Bioengineers at Penn State have discovered that ‘citrate’, a chemical based biomaterial on natural product of the bones and citrus fruit can provide extra energy essential for stem cells to construct new bone tissue.
According to the researchers, new understanding of the mechanism that enables citrate to promote bone regeneration could help scientists around the world to develop biodegradable, citrate-releasing scaffolds to act as a template for bone development that accelerates healing in the body.
The research team have been working with citrate for more than 10 years, Jian Yang said, who is a professor of biomedical engineering at Penn State. It is a known fact that 90% of organic citrate in the human body is found in the skeletal tissue, but there are no research studies that suggest the use of citrate as an important component to make biomaterial for bones, he added.
In the new study, researchers tried to understand the role of citrate in bone healing and use that understanding in the development of new biomimetic materials for better bone repair. Findings of the study were detailed in a paper and published in the latest issue of the journal Proceedings of the National Academy of Sciences. Although autografting has been widely used for bone regeneration in the hospital setting, it is not always suitable, such as in case of large wounds or bone tissue removal during cancer treatment.

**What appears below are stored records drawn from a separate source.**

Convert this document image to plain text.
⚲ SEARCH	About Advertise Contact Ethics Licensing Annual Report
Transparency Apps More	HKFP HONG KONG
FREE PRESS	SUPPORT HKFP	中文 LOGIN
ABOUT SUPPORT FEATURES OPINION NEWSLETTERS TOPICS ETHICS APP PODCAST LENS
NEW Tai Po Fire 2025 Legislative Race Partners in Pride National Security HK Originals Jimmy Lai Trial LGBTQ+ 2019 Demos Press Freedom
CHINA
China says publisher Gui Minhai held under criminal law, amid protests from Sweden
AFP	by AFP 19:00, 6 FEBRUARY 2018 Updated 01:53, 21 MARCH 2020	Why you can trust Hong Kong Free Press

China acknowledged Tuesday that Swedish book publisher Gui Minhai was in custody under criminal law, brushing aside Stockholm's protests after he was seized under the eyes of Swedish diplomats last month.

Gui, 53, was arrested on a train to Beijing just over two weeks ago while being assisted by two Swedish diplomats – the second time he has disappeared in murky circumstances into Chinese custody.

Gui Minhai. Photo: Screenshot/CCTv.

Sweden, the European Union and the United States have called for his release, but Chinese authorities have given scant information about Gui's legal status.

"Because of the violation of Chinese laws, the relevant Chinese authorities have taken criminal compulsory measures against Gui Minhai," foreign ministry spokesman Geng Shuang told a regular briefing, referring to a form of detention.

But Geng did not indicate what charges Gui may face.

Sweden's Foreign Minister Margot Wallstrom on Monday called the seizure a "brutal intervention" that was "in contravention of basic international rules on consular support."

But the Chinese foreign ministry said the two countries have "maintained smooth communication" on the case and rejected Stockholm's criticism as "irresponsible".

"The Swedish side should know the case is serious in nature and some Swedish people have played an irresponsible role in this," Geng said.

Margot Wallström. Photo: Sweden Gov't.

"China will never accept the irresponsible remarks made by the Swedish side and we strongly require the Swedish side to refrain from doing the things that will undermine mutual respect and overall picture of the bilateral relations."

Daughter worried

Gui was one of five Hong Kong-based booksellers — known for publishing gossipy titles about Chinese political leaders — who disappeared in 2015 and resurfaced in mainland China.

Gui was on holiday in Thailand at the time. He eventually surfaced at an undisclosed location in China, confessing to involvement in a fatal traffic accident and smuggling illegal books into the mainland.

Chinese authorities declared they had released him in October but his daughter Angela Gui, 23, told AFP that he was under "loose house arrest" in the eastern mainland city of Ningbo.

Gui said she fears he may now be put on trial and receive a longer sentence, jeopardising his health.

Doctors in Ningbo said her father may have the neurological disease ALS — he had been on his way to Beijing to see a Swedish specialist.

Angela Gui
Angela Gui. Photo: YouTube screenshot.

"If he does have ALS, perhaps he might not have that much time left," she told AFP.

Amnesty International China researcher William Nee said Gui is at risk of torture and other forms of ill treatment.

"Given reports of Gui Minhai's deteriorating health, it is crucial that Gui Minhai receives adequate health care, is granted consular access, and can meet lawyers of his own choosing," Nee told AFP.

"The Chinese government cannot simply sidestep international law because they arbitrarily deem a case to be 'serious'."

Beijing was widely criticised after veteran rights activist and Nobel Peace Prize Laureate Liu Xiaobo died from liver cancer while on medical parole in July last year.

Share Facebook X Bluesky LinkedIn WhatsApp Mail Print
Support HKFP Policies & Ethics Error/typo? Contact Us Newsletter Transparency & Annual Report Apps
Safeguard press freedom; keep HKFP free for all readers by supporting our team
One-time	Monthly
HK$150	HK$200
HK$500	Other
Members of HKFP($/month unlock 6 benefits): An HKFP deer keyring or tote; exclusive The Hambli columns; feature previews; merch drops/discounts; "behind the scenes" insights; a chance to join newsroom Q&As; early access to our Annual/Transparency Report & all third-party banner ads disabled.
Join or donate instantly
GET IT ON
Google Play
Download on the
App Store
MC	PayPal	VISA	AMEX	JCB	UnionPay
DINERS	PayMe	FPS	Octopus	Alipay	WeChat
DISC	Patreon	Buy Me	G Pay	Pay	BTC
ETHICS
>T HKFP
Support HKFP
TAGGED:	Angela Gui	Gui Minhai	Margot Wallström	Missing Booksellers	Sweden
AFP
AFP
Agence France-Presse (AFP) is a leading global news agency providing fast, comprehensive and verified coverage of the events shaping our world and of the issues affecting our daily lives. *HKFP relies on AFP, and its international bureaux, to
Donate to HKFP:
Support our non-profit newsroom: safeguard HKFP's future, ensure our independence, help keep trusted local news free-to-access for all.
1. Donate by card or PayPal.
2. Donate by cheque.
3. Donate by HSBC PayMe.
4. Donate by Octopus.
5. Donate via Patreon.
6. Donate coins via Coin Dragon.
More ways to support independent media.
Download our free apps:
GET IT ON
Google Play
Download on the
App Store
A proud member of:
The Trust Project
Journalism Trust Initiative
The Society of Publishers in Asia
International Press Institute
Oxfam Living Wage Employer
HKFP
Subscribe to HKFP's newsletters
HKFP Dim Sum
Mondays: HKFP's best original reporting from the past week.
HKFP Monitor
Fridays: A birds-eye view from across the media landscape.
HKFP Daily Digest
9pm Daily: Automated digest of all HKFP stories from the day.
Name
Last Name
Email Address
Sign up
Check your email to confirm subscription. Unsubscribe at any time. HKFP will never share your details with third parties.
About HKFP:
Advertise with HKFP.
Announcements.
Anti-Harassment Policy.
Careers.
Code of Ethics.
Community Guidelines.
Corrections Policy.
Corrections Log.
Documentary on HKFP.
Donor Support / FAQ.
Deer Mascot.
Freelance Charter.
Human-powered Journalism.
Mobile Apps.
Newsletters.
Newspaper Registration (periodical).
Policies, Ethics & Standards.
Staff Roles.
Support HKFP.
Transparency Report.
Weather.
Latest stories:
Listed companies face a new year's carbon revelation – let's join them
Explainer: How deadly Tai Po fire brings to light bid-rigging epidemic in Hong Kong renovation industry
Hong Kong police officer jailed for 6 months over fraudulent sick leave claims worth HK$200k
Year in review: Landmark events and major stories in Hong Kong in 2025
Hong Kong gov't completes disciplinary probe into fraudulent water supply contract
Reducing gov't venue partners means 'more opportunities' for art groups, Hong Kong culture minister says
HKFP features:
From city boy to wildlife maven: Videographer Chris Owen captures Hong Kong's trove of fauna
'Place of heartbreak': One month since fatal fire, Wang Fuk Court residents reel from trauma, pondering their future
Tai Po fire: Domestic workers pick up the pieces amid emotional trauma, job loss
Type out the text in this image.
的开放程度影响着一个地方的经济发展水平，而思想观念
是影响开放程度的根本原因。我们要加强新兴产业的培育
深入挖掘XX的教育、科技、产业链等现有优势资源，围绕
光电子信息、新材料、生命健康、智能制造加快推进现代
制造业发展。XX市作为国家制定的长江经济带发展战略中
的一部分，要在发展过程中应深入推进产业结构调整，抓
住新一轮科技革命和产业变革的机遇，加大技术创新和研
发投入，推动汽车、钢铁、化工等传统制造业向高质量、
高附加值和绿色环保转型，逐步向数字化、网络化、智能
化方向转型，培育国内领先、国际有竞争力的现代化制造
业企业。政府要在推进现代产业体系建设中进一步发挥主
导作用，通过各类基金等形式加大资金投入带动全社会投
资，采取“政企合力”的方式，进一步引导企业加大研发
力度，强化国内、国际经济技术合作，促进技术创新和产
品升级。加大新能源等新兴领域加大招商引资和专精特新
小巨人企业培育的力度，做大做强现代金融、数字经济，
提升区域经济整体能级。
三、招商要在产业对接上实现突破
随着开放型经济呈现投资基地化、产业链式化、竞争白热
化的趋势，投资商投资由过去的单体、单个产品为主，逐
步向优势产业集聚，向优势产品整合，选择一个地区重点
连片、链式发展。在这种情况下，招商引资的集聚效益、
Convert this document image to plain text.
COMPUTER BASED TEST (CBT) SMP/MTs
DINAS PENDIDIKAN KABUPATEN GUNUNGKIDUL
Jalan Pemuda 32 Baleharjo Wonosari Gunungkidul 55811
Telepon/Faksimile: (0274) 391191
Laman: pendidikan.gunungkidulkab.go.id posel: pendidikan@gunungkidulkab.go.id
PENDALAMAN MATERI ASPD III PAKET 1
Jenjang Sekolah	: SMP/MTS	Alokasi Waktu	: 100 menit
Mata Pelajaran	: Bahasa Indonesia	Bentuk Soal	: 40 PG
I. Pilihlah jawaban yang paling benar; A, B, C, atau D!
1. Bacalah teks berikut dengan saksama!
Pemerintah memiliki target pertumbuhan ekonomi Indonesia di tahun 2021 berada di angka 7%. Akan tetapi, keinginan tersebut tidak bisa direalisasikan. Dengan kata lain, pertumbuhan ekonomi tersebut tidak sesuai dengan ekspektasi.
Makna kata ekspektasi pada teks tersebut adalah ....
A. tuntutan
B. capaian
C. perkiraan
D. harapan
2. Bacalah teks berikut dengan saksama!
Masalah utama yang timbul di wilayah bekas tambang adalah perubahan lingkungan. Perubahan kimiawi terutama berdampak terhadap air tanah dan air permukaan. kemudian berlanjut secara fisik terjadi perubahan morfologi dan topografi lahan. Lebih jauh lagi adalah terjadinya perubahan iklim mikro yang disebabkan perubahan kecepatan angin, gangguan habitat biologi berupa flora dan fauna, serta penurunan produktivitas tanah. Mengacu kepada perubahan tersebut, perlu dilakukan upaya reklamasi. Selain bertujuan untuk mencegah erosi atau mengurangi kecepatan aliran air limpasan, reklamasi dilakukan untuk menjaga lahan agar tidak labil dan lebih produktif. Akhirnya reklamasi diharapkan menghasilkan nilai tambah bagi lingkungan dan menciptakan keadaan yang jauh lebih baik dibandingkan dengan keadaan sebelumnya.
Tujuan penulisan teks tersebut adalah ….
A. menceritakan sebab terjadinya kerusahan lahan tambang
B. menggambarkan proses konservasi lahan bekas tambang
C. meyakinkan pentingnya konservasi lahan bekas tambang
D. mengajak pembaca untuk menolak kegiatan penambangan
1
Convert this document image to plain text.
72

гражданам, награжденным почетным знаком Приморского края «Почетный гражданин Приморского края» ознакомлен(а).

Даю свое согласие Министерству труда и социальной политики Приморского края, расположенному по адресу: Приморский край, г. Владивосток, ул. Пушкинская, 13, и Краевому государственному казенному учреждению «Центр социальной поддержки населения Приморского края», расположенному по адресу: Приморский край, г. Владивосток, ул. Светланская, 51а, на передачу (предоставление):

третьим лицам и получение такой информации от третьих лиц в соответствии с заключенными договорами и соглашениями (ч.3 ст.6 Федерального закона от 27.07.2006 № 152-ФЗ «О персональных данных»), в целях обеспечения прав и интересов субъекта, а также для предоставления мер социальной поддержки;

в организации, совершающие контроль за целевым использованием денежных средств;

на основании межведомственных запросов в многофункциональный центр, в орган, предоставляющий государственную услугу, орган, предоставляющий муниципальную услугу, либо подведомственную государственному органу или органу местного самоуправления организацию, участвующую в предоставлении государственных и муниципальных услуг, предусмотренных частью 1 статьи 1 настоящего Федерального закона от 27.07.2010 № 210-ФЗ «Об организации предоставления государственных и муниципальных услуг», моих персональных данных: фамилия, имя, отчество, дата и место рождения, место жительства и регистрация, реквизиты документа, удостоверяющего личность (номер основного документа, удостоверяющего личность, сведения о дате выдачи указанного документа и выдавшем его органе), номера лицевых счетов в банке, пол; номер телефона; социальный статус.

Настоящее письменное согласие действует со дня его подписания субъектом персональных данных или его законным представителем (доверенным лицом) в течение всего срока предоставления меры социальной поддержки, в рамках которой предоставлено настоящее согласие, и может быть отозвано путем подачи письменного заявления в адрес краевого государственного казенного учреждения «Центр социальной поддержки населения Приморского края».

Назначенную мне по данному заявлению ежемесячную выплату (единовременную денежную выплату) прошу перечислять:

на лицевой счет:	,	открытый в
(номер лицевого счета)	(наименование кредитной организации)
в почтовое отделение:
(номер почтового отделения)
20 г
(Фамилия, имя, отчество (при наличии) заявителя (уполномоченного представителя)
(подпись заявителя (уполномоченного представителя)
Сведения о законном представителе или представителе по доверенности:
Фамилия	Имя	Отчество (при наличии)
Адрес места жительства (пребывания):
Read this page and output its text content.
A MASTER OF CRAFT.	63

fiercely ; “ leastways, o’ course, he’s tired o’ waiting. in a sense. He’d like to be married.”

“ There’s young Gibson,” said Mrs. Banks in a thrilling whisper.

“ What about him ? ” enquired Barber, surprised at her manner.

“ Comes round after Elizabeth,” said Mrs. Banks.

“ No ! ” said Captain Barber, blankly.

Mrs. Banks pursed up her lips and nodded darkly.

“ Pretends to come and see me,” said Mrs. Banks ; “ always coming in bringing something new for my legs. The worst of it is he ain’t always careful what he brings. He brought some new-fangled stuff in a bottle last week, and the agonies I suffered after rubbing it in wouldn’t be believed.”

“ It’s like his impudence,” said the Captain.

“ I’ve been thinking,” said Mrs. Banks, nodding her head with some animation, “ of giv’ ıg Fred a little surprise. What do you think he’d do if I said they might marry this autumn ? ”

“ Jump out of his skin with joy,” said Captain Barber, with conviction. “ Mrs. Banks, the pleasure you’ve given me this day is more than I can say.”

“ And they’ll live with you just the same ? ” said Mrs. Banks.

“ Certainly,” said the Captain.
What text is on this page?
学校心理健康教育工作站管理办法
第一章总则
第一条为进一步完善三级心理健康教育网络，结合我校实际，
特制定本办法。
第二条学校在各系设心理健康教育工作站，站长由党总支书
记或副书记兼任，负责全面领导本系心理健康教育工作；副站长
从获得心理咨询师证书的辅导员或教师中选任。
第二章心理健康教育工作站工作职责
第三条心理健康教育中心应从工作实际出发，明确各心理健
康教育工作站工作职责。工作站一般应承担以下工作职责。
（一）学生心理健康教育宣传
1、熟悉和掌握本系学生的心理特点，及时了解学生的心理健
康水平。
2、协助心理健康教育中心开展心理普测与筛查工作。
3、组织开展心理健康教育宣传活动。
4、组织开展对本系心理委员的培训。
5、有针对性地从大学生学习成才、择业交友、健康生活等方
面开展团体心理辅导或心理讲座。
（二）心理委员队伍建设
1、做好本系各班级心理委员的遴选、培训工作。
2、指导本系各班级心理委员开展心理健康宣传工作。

Synthetic biomaterials are gaining momentum as a replacement and many labs are working on developing them. However, the existing synthetic materials are often associated with inflammation, causing slow bone healing as well as poor healing quality. Further, the body tends to encapsulate the implant with fibrotic tissues preventing its integration with the surrounding bone. In Yang’s material, however, the researchers did not see the encapsulation and chronic inflammation had least significance.
Lead author Chuying Ma, also a doctoral student in Yang’s lab, was asked to identify the little-known mechanism underlying the use of citrate in the body to regenerate bone. She discovered that the stem cell membrane has a transporter, allowing citrate to make way into the cell to increase cellular energy level. To make new bone cells, the stem cells require more amount of energy to support active bone formation. Additionally, dosage and timing of supplying citrate to stem cells are critical. Yang and Ma together coined the newly discovered citrate effect as ‘metabonegenic regulation’.
The researchers also detected a second factor involved in energy production, phosphoserine, an amino acid. With their understanding of the bone regrowth mechanism, the team developed a new biomaterial using both citrate and phosphoserine, and experimented it on rat models.
Early deposition of new bone was seen at one month which is way earlier than the biomaterials incorporated in FDA-approved medical devices, according to the researchers. In the study, two models were tested including cranial bone and femoral condyle bone defects.
Ma revealed that in both the models, the new biomaterial appear to be better than the currently available materials in stimulating early bone formation as well as promoting bone maturation.